Changeable winds and Alternet

In the past several days, one of my older posts (that I’m quite proud of, incidentally), got picked up and published at RH Reality Check and Alternet.  If you’re heading over from either of those places – welcome!  Take a look here to find out more about me and my perspective on adolescent sexuality.

For those of you who don’t know, I live in Austin, Texas.  When it drops below freezing here and it happens to be wet, we get ice, not snow.  And that happens maybe once a year.  One other thing to know about my local micro-climate: It changes quickly.  We get huge sweeping cold fronts that drop in from Canada across the plains, and warm blasts from the Gulf of Mexico fighting over our heads all winter long.  I love it!

So yesterday the high was 81.  This morning the low is around 30.  And it snowed!  So my husband, my kids, and I had our first snowball fight at home (we’ve had them in Montana and Germany…) and ate maple syrup over clean snow just like the Ingalls family did in the Big Woods.  It’s been a fabulous morning.

And it got me thinking about changeable winds.  All through yesterday, a warm wind blew in from the south.  Then, suddenly, around 2:30 in the afternoon, it changed to a cold blustery wind from the north.  I stood outside and marveled at the change.

Living with a teenager can feel very similar to living with dramatic, changeable winds.  Everything is pleasant and lovely, until suddenly it isn’t.  It’s just what happens, much like the weather here in Central Texas.  Some of my friends burrow inside and complain or ignore it or shake their heads and comment on how bizarre it all is.  But really the best thing to do is to sit and marvel at the changeable winds.  Stay grounded, calm, engaged, and know that this storm will pass, so appreciate the passion while it’s here.

Your teenagers will not always be teenagers, and just like you appreciated them as babies for their essential baby-ness, now you need to appreciate them as teenagers for their essential teenager-ness.

About Karen Rayne

Dr.

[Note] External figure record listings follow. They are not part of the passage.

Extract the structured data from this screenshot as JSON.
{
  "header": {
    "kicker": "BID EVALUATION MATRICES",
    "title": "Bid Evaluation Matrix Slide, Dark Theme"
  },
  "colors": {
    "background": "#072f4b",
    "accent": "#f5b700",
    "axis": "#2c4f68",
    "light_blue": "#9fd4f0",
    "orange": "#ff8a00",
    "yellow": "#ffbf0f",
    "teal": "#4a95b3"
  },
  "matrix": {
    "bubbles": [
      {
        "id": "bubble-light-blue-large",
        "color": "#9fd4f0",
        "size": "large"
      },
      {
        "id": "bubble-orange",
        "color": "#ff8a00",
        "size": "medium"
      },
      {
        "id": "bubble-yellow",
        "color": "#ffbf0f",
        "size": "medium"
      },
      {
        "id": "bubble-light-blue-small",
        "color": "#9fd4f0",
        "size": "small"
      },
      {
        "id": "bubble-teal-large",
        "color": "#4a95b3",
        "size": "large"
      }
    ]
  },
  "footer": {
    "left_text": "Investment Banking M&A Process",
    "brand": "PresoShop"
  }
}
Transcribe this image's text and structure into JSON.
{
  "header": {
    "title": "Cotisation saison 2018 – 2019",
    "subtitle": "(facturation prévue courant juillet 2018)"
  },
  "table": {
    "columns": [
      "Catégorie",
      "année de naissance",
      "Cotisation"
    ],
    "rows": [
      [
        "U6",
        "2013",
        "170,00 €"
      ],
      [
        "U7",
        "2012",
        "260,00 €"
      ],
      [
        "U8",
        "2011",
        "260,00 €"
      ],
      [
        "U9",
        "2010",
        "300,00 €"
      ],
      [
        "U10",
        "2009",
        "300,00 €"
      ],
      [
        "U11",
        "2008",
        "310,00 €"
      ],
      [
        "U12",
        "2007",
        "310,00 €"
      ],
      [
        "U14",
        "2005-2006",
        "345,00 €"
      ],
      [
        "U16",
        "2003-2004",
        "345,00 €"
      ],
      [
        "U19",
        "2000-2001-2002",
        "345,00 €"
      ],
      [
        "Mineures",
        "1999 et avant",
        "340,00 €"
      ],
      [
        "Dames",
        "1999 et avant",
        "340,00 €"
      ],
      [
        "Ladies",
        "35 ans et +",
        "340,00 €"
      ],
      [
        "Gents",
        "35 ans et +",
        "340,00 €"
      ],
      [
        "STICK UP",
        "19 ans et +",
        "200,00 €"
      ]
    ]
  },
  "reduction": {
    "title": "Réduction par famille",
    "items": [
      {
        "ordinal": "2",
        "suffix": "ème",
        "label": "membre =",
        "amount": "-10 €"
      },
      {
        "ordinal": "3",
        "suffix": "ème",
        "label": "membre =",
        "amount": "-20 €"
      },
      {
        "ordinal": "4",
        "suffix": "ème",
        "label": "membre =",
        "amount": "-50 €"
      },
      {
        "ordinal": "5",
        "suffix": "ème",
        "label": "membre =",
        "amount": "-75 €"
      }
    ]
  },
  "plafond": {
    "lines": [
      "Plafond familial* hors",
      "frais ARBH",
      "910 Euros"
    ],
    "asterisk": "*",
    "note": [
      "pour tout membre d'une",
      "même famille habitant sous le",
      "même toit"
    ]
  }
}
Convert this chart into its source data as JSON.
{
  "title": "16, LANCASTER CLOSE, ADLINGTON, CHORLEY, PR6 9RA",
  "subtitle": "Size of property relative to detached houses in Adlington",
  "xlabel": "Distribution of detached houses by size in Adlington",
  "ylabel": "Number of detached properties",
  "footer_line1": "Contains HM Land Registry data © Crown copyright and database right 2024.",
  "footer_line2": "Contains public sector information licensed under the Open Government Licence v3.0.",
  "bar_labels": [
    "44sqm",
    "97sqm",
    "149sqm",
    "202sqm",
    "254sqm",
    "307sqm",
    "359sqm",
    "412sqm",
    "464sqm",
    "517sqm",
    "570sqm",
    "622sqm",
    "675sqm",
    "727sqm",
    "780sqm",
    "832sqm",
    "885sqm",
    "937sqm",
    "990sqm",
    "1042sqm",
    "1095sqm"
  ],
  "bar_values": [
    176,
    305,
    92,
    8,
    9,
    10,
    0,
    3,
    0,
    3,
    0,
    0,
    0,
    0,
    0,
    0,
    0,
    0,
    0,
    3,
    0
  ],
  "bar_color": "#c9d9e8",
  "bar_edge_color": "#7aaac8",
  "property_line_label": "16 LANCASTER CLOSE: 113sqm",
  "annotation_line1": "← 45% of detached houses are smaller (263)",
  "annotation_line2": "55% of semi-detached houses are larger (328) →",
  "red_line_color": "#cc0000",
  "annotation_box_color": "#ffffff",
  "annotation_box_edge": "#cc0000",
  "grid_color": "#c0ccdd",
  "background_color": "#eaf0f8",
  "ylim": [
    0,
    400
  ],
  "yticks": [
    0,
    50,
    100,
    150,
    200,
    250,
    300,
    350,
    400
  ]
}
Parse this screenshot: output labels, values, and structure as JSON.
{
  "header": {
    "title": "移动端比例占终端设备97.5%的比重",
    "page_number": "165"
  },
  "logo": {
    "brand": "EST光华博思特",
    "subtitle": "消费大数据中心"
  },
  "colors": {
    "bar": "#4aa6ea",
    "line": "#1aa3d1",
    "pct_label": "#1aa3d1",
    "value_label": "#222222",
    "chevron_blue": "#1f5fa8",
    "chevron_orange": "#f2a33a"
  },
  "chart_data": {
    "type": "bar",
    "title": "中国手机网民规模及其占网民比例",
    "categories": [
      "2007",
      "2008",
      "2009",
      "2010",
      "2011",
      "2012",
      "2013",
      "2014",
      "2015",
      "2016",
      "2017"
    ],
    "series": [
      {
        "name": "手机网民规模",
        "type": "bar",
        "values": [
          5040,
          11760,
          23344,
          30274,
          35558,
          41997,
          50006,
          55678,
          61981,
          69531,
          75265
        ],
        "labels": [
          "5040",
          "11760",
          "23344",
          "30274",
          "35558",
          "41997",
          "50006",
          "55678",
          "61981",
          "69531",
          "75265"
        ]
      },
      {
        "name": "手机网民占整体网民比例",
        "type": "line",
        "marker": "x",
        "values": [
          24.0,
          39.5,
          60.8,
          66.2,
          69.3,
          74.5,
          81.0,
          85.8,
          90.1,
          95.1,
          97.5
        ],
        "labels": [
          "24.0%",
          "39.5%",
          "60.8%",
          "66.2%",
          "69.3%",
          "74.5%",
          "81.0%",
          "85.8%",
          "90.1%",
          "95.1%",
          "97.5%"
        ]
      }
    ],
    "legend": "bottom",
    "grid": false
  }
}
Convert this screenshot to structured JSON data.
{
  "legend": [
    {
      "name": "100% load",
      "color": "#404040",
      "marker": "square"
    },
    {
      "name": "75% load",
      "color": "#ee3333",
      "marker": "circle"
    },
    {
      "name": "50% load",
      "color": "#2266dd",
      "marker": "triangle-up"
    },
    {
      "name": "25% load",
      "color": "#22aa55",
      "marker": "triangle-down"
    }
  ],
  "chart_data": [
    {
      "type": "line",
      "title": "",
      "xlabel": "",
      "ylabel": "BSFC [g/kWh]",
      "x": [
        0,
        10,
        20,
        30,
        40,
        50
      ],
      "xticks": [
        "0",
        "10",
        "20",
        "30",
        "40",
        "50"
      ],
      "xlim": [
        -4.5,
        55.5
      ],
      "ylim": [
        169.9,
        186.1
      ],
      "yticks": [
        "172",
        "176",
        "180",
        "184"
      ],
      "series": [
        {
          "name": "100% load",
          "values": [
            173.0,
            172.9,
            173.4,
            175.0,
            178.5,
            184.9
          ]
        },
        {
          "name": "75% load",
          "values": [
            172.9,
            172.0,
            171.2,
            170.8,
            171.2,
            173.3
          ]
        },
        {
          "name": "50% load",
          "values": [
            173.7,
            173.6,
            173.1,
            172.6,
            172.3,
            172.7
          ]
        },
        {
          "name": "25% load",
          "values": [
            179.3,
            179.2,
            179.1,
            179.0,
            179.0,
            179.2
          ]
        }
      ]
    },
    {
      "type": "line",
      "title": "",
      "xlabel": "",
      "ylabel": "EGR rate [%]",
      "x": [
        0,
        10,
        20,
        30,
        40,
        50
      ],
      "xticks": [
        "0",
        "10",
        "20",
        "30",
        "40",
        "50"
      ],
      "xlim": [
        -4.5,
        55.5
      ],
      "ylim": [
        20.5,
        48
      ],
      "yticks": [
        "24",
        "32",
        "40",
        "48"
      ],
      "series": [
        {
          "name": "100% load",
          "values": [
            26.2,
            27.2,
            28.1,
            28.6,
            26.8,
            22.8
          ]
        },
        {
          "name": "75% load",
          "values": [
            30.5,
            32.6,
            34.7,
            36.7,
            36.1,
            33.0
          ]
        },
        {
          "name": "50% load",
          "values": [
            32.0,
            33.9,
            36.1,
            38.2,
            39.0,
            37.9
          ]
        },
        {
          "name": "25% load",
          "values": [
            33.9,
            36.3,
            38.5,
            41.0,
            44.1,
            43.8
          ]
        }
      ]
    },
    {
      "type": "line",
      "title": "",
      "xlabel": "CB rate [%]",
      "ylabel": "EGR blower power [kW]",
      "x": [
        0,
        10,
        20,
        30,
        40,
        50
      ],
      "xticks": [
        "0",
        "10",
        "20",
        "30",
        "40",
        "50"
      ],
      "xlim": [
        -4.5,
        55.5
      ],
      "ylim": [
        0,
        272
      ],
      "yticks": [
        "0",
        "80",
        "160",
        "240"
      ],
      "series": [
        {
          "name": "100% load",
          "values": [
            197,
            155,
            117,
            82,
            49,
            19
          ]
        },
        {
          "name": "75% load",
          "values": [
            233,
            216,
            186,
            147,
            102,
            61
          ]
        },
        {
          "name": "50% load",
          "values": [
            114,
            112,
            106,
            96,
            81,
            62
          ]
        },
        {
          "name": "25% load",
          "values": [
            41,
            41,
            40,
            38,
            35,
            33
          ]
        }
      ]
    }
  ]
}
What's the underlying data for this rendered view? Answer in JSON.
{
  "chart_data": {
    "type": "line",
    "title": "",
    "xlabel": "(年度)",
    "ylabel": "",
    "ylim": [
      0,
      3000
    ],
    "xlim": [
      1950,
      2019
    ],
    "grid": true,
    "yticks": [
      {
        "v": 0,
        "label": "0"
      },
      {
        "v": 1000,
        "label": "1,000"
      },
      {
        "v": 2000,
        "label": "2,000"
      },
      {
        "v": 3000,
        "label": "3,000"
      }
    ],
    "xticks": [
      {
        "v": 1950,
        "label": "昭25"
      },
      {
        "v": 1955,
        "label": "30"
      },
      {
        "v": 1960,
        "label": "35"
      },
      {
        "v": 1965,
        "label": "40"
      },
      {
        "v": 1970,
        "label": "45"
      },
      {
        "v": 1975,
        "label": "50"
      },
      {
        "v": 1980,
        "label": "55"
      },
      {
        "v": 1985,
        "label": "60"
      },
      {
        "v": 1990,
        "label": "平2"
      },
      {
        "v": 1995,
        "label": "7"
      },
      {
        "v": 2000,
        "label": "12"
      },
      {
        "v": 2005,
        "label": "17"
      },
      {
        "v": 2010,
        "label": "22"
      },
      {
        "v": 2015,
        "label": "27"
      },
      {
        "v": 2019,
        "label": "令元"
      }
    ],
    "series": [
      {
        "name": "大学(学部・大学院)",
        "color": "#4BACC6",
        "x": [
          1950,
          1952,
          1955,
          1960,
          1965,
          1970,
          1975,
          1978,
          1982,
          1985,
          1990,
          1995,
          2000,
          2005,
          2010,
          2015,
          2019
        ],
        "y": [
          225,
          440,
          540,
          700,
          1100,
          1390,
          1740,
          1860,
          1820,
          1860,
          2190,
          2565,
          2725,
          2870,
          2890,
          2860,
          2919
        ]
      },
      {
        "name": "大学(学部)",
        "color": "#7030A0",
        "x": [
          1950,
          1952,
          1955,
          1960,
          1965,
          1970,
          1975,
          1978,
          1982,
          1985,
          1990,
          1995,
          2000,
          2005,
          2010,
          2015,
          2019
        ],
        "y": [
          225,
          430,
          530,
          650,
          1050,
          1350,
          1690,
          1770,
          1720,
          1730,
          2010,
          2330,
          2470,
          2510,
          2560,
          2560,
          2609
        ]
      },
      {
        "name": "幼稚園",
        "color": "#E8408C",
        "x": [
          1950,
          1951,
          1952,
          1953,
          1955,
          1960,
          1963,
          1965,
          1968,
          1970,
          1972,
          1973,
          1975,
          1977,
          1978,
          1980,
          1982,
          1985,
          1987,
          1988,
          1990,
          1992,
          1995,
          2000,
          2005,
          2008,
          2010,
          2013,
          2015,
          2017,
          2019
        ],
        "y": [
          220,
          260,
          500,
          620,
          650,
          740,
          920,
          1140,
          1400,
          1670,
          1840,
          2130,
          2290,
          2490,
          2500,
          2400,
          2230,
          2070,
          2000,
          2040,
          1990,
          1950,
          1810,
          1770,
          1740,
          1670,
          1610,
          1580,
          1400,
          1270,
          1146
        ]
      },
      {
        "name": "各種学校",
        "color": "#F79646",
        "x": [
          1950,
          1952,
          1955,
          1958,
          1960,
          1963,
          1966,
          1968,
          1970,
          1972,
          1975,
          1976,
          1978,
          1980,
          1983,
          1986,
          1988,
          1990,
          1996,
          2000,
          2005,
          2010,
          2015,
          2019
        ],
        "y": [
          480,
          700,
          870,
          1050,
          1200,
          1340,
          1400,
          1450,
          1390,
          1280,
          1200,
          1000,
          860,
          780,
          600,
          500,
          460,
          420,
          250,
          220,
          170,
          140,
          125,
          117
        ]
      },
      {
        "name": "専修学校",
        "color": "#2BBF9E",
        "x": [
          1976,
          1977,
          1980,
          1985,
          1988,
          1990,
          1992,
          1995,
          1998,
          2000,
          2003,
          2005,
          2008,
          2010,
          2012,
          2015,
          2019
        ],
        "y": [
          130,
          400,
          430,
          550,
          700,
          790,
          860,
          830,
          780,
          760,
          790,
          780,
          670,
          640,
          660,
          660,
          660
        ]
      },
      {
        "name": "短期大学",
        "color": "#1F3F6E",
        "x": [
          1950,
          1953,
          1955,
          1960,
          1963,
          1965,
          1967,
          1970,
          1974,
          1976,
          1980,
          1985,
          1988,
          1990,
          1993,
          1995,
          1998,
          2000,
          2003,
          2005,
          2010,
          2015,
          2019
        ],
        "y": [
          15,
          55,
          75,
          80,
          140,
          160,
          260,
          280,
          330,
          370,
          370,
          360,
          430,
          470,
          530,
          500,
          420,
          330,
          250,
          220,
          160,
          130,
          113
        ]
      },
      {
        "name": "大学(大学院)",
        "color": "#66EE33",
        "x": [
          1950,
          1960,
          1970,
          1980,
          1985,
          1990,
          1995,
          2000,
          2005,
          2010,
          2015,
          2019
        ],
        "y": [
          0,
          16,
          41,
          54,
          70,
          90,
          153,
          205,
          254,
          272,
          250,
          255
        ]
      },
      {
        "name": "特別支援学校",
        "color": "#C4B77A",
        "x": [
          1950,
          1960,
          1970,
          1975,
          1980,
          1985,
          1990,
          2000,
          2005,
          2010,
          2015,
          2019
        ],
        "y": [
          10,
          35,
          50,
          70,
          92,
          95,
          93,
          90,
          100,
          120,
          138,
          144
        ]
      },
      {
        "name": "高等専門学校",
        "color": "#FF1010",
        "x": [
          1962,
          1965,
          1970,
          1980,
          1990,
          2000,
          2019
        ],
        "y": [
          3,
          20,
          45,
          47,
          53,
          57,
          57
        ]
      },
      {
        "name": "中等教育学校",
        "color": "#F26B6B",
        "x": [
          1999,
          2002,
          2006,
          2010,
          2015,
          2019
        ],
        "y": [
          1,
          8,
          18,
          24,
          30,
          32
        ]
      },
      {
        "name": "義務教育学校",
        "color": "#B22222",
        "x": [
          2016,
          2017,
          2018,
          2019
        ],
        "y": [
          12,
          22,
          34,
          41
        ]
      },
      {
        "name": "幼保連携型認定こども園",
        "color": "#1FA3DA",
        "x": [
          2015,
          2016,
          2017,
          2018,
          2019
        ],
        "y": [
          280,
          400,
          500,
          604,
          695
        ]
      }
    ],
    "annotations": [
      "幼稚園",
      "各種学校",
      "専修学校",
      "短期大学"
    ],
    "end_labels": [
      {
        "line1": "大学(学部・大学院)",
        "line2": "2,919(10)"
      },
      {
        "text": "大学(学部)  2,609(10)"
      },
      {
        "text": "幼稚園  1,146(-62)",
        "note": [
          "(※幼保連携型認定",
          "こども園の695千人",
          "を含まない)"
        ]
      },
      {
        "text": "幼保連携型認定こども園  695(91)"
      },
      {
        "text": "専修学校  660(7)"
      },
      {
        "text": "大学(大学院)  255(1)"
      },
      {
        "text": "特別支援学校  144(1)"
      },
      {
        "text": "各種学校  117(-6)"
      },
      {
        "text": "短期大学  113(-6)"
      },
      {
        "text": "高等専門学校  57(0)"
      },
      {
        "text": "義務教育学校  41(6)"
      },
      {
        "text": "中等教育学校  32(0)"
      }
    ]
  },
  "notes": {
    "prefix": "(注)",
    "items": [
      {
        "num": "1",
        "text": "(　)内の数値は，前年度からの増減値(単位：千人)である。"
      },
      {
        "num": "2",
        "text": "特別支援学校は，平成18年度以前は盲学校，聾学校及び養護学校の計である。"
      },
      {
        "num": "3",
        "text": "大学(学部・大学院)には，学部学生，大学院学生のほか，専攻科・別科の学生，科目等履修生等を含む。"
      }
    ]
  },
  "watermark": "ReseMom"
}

Karen Rayne has been supporting parents and families since 2007 when she received her PhD in Educational Psychology. A specialist in child wellbeing, Dr. Rayne has spent much of her career supporting parents, teachers, and other adults who care for children and teenagers.


  1. beautiful metaphor, Karen.

  2. We’re practically neighbors – I’m in Corpus. Went to UT for my MSSW even.